Strolling up 3rd Street in Park Slope from 7th Avenue toward Prospect Park, it’s easy to see this is one of the most magnificent streets in what is, let’s face it, one of the prettiest neighborhoods in the city. The homes, built in the late 19th century and often clad in white stone, are set back further. The double flanking of trees lend a calming tone. A bike lane is set along one side of the one-way street.

But what’s most luxurious about this street, if not consciously noticed by its users, are the expansive sidewalks, about 8 paces, which is roughly twice as wide as the sidewalks on surrounding streets. The wide sidewalks on 3rd Street provide room for several people to walk side by side in one direction, without playing the game of dodge a person so common in New York. It’s a strolling street.

If you walk south from 3th Street for just six blocks, you come to a very different sort of street, 9th Street. It’s probably one of the least pleasant streets in the Slope. The sidewalks are narrow. The car portion of the street is wide. A torrent of cars and trucks pour up and down it, making their way to and from the Gowanus Canal, Court Street, and Red Hook. The street has bike lanes on each side, but this is still a chaotic and risky place to cycle, given the trucks and double-parking.

But here’s the thing. Did 9th Street used to be like 3rd Street? My eye, somewhat attuned to urban geography, sees evidence that the answer is yes. Both of the streets, measured by the distance from the homes on each side to each other, are wider than surrounding streets. Both are flanked by particularly elegant townhouses.  I wonder if 9th Street, now so chaotic and workhorse like, used to be a grand strolling street leading up to the prominent entrance to Prospect Park where the statue of General Lafayette awaits you.

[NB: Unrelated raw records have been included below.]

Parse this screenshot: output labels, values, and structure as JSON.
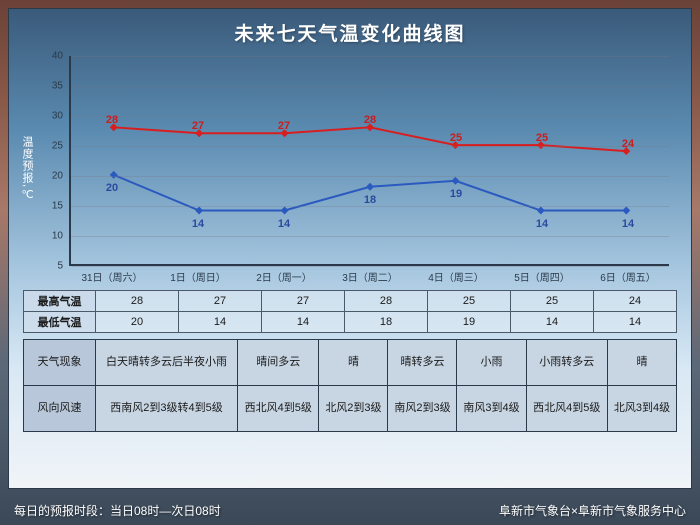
{
  "title": "未来七天气温变化曲线图",
  "y_axis_label": "温度预报,℃",
  "chart": {
    "type": "line",
    "ylim": [
      5,
      40
    ],
    "ytick_step": 5,
    "categories": [
      "31日（周六）",
      "1日（周日）",
      "2日（周一）",
      "3日（周二）",
      "4日（周三）",
      "5日（周四）",
      "6日（周五）"
    ],
    "series": [
      {
        "name": "最高气温",
        "color": "#d81e1e",
        "marker": "diamond",
        "values": [
          28,
          27,
          27,
          28,
          25,
          25,
          24
        ],
        "label_offset": -14
      },
      {
        "name": "最低气温",
        "color": "#2a5ac0",
        "marker": "diamond",
        "values": [
          20,
          14,
          14,
          18,
          19,
          14,
          14
        ],
        "label_offset": 6
      }
    ],
    "grid_color": "rgba(120,120,130,0.3)",
    "axis_color": "#2a3a4a",
    "line_width": 2
  },
  "summary_rows": [
    {
      "label": "最高气温",
      "values": [
        "28",
        "27",
        "27",
        "28",
        "25",
        "25",
        "24"
      ]
    },
    {
      "label": "最低气温",
      "values": [
        "20",
        "14",
        "14",
        "18",
        "19",
        "14",
        "14"
      ]
    }
  ],
  "info_rows": [
    {
      "label": "天气现象",
      "values": [
        "白天晴转多云后半夜小雨",
        "晴间多云",
        "晴",
        "晴转多云",
        "小雨",
        "小雨转多云",
        "晴"
      ]
    },
    {
      "label": "风向风速",
      "values": [
        "西南风2到3级转4到5级",
        "西北风4到5级",
        "北风2到3级",
        "南风2到3级",
        "南风3到4级",
        "西北风4到5级",
        "北风3到4级"
      ]
    }
  ],
  "footer_left": "每日的预报时段：当日08时—次日08时",
  "footer_right": "阜新市气象台×阜新市气象服务中心"
}
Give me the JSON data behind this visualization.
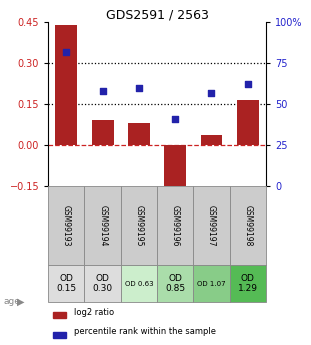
{
  "title": "GDS2591 / 2563",
  "samples": [
    "GSM99193",
    "GSM99194",
    "GSM99195",
    "GSM99196",
    "GSM99197",
    "GSM99198"
  ],
  "log2_ratio": [
    0.44,
    0.09,
    0.08,
    -0.18,
    0.035,
    0.165
  ],
  "percentile_rank": [
    82,
    58,
    60,
    41,
    57,
    62
  ],
  "bar_color": "#aa2222",
  "dot_color": "#2222aa",
  "left_ylim": [
    -0.15,
    0.45
  ],
  "left_yticks": [
    -0.15,
    0.0,
    0.15,
    0.3,
    0.45
  ],
  "right_ylim": [
    0,
    100
  ],
  "right_yticks": [
    0,
    25,
    50,
    75,
    100
  ],
  "right_yticklabels": [
    "0",
    "25",
    "50",
    "75",
    "100%"
  ],
  "hlines": [
    0.15,
    0.3
  ],
  "hline_zero_color": "#cc2222",
  "hline_dotted_color": "black",
  "age_labels": [
    "OD\n0.15",
    "OD\n0.30",
    "OD 0.63",
    "OD\n0.85",
    "OD 1.07",
    "OD\n1.29"
  ],
  "age_colors": [
    "#dddddd",
    "#dddddd",
    "#cceecc",
    "#aaddaa",
    "#88cc88",
    "#55bb55"
  ],
  "age_fontsize_big": [
    true,
    true,
    false,
    true,
    false,
    true
  ],
  "sample_bg": "#cccccc",
  "legend_red": "log2 ratio",
  "legend_blue": "percentile rank within the sample",
  "background_color": "#ffffff"
}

What I bet happened is that at some point in the last century the city grabbed some of the width from the sidewalks and setbacks of 9th Street, and gave it over to cars, converting 9th street into a car artery, decidedly unpleasant. I bet the political power of the residents of these beautiful townhouses had reached a nadir, allowing the city to decrease the charm of their street and thus their property values.